Görünüşte büyük bir atılımla yerli üretim artıyor gibi bir algı var ama durum bunun tam tersi. Gıda politikalarımız ortalama bile değil, tarladan sofraya uzanan gıda düzenimiz çökmüş durumda. En acısı da gıdamızın geleceğine dair hiçbir planlamamızın hala olmaması.
Bilim Üretemeyen Gıda Mühendisliği, Soframızı Nasıl Korusun?
Türkiye’de üniversitelerin bilimsel bir özerkliği ve bağımsız bütçeleri yok. Diğer tüm alanlarda olduğu gibi, gıda mühendisliği bölümleri de kendi başlarına karar alıp uygulayamıyor. Laboratuvar, yayın ve akademik altyapı için gereken kaynakları, YÖK’ün üniversiteye göre belirlediği bütçenin içinden, üniversite yönetimlerinin tercihleri şekillendiriyor.
Her köşe başına, plansızca üniversite açılmasıyla bu bütçeler daha da eridi. Tüm bunlara baktığımızda, laboratuvar altyapısı yeterli, küçük bir deneme üretim tesisi olan, gıda sanayisiyle düzenli bilgi alışverişi kurabilen gıda mühendisliği bölümü sayımız bir elin parmaklarını geçmiyor. Bilimsel çalışmalar ancak belli bir yere kadar ilerleyebiliyor, incelemeler kısıtlı imkânlarla yapılıyor. Bu da yetişen genç gıda mühendislerimizin ufkunu ciddi biçimde daraltıyor.
Gıda Planlaması Kim İçin Yapılıyor: Halk İçin mi, Lobiler İçin mi?
Türkiye’de gıda sisteminin çarkları dönmüyor. Bunun yanı sıra gıdayı planlayan, yöneten bir düzen de hiç kurulmadı. "Hangi üründen ne kadar ekeceğiz? Üretim hedefimiz ne olmalı? Tarladan sofraya giden o uzun yolu nasıl kısaltırız?" Bunlar, AKP iktidarının umurunda olan sorular değil. Genelde soruları ve düşünmeyi sevmiyorlar. Kendi menfaatleri için çalışan sermayeye alan açmayı seviyorlar.
Türkiye’de çalışan küresel gıda şirketlerinin tamamı, önümüzdeki üç yıl içinde neler üreteceklerini, ne kadar üreteceklerini, ne kadar ham maddeye –yani üretimde kullanacakları temel ürüne– ihtiyaçları olduğunu biliyor.

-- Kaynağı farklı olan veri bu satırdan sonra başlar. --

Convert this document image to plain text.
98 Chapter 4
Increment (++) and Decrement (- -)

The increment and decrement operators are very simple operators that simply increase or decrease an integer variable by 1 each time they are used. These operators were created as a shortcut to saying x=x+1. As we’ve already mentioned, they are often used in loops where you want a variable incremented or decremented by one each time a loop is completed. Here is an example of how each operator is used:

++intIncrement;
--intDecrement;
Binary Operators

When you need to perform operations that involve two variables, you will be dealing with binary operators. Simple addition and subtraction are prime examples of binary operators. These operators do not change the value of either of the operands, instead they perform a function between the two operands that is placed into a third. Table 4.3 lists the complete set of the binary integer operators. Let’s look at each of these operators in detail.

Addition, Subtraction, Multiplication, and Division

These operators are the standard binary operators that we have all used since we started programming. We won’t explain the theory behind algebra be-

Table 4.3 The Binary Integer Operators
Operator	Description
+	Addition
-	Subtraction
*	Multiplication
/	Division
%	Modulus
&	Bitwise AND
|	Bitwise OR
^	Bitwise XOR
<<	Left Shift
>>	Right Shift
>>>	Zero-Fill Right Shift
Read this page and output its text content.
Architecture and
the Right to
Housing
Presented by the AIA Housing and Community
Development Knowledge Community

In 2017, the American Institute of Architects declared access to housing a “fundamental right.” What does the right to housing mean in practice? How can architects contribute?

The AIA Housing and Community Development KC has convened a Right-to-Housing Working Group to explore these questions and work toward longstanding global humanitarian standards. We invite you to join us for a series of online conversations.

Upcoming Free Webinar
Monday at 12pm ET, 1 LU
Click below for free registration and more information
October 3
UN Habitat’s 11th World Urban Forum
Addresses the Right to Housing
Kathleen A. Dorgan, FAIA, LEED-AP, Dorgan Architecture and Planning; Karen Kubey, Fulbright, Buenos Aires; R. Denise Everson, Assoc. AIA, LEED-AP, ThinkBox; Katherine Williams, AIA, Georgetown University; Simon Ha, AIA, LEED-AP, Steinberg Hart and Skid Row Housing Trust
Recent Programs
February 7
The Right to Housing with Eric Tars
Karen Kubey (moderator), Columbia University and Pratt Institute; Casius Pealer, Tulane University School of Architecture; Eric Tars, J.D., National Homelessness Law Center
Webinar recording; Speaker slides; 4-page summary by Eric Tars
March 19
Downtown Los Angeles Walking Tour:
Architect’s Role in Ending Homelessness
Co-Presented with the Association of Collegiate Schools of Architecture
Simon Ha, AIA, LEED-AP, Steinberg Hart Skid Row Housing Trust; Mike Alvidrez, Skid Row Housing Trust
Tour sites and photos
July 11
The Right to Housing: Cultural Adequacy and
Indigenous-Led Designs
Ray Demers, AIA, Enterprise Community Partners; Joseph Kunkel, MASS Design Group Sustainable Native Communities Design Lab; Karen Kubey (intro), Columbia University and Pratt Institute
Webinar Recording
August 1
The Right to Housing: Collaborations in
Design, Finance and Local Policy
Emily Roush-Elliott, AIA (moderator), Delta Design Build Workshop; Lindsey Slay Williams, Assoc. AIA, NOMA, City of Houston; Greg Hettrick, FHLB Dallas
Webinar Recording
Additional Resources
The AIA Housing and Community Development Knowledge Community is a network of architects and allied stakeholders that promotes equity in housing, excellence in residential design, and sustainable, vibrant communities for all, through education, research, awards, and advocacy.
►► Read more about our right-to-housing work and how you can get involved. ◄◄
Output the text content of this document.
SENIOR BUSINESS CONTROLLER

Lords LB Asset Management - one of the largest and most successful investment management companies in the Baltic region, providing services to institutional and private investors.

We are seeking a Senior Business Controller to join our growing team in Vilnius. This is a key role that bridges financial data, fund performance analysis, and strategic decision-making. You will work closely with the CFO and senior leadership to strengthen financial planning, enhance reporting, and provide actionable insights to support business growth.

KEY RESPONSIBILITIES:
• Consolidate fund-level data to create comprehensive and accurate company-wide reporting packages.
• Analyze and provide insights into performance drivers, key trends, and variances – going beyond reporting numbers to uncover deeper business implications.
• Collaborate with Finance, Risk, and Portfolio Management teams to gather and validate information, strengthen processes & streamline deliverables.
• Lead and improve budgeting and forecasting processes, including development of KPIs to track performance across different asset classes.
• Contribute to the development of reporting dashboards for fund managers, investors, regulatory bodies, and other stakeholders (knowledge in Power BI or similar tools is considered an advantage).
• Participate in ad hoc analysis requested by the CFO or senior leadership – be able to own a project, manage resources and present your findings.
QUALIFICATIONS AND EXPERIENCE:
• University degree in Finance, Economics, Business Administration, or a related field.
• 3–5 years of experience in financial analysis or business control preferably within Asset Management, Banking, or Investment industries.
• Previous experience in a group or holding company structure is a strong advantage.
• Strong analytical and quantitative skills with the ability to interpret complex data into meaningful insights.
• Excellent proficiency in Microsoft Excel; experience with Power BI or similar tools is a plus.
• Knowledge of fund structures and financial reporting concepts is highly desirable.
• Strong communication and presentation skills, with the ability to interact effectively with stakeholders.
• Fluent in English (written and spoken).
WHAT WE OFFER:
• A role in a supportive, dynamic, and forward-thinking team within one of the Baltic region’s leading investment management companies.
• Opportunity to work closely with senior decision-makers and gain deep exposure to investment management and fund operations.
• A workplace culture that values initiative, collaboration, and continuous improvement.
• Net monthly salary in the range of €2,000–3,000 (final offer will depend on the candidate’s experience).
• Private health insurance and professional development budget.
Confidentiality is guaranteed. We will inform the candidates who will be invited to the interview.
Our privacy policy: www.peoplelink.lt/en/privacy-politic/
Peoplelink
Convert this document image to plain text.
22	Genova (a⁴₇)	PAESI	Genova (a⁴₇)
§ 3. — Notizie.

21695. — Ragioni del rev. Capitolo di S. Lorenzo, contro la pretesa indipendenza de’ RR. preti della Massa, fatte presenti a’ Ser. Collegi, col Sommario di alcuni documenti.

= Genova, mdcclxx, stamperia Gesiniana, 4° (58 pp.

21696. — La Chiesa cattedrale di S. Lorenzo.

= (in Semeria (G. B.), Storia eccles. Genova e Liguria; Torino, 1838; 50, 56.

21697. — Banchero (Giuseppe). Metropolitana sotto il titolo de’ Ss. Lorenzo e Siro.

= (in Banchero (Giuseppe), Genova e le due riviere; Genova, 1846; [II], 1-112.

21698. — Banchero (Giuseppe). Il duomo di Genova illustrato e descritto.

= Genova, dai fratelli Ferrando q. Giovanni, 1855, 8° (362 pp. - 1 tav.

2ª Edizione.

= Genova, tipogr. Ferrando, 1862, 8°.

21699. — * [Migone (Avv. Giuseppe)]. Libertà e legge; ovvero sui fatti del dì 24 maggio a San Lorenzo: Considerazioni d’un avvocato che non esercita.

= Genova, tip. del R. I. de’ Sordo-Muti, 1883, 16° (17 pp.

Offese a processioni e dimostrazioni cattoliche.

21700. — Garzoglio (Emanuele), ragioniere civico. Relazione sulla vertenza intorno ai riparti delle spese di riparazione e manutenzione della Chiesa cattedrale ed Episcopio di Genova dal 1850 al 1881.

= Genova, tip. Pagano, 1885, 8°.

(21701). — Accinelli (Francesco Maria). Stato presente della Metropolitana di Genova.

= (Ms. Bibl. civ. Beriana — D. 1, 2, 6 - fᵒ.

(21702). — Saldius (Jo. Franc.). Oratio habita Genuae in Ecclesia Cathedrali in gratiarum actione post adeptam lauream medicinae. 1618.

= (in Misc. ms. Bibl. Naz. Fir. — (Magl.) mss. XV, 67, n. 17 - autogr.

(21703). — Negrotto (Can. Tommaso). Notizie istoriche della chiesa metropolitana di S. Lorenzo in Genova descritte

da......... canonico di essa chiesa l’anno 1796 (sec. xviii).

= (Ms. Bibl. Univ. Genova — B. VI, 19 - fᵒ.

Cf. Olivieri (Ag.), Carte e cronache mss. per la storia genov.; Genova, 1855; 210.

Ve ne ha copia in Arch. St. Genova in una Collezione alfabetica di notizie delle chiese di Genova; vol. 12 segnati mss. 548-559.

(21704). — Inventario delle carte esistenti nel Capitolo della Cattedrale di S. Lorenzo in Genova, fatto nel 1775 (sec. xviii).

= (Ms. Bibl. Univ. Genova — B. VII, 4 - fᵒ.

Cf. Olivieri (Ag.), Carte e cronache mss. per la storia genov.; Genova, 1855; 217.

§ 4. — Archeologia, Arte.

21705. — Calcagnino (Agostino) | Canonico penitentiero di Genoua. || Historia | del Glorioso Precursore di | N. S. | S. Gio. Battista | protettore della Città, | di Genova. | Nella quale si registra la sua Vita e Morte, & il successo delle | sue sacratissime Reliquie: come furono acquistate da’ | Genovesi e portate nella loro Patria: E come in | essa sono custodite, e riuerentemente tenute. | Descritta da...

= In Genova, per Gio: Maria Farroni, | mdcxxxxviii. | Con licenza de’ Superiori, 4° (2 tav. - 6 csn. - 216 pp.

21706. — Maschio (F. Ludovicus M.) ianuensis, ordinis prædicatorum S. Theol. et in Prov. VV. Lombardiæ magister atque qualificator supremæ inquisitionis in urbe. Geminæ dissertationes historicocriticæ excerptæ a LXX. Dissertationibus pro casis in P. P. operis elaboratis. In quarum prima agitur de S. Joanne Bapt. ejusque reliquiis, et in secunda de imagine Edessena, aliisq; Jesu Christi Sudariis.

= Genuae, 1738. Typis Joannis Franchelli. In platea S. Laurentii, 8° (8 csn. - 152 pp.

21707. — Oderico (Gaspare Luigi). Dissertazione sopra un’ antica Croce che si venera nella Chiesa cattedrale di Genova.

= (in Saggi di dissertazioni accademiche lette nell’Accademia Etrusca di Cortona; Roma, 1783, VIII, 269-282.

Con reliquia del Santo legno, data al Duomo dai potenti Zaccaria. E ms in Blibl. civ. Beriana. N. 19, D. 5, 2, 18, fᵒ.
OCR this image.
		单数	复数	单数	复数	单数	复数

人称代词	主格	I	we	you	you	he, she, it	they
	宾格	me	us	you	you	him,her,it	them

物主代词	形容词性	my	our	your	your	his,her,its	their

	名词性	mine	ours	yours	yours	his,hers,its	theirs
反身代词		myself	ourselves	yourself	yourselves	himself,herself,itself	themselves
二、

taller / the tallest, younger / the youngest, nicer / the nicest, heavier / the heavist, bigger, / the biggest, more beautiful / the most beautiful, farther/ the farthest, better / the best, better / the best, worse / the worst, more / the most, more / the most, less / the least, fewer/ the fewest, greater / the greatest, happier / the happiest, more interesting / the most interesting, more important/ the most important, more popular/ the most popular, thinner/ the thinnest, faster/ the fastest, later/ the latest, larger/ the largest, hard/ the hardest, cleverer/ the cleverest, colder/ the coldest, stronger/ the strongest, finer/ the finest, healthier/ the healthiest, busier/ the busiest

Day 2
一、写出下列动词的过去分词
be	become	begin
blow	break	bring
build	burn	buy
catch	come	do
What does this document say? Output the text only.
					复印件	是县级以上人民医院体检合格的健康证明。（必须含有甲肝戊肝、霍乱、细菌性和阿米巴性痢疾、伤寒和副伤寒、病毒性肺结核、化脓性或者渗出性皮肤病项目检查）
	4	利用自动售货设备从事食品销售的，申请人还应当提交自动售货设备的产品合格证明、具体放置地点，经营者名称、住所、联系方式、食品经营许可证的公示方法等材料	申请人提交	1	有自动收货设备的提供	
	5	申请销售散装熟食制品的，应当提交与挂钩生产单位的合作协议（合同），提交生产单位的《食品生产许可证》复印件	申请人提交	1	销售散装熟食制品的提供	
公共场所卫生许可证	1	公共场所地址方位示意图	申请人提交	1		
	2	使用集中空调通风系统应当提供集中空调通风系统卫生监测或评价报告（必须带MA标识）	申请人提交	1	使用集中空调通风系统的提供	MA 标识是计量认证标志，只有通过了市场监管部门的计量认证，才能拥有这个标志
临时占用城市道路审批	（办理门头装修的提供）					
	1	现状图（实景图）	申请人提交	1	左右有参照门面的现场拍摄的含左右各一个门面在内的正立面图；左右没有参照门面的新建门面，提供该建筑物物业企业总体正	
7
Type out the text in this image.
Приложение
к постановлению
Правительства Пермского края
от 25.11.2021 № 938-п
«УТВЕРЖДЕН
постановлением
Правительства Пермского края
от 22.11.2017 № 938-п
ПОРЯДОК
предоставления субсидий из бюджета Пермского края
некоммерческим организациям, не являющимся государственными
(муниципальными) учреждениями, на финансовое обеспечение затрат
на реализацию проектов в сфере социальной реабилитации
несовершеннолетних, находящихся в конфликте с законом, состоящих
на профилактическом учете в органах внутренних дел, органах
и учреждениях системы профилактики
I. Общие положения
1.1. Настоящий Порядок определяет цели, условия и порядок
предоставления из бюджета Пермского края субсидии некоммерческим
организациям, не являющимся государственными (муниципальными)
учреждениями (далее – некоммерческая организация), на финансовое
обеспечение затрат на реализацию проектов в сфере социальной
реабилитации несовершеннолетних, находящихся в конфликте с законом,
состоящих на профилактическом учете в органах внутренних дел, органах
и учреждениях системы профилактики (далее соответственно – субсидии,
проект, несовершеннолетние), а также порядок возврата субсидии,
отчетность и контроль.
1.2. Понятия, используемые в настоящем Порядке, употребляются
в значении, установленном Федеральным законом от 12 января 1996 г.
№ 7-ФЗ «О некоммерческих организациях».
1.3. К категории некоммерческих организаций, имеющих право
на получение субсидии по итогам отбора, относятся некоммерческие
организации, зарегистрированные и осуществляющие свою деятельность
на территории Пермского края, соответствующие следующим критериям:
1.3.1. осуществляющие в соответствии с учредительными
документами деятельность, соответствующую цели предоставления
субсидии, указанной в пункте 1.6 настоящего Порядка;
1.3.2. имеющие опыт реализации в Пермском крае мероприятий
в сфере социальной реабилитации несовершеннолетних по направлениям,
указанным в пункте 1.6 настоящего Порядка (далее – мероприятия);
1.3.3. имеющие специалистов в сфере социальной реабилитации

Ellerindeki bu bilgilerle, ham madde kaynaklarına ve diğer küresel şirketlere alan açıyorlar ve gıda politikalarını istedikleri gibi yönlendiriyorlar. En küçüğünden en büyüğüne, kendi ülkemizdeki gıda firmaları birbiriyle sağlıklı bir diyalog kuramazken, küresel gıda şirketleri birbirleriyle sürekli temas halinde.
Bu bir zihniyet meselesi. AKP hükümeti bu alanda kapana kısılmış durumda. Lafla yurttaşı idare etmekten başka bir seçenekleri yok. Gıda fiyatları neden düşmüyor, ürünün tarladan sofraya gelene kadar geçtiği yol neden kısalmıyor, neden sağlam bir sistem kurulamıyor? diye soruyorsanız, cevabı işte burada: Planlama yok, halkın değil lobilerin çıkarı var.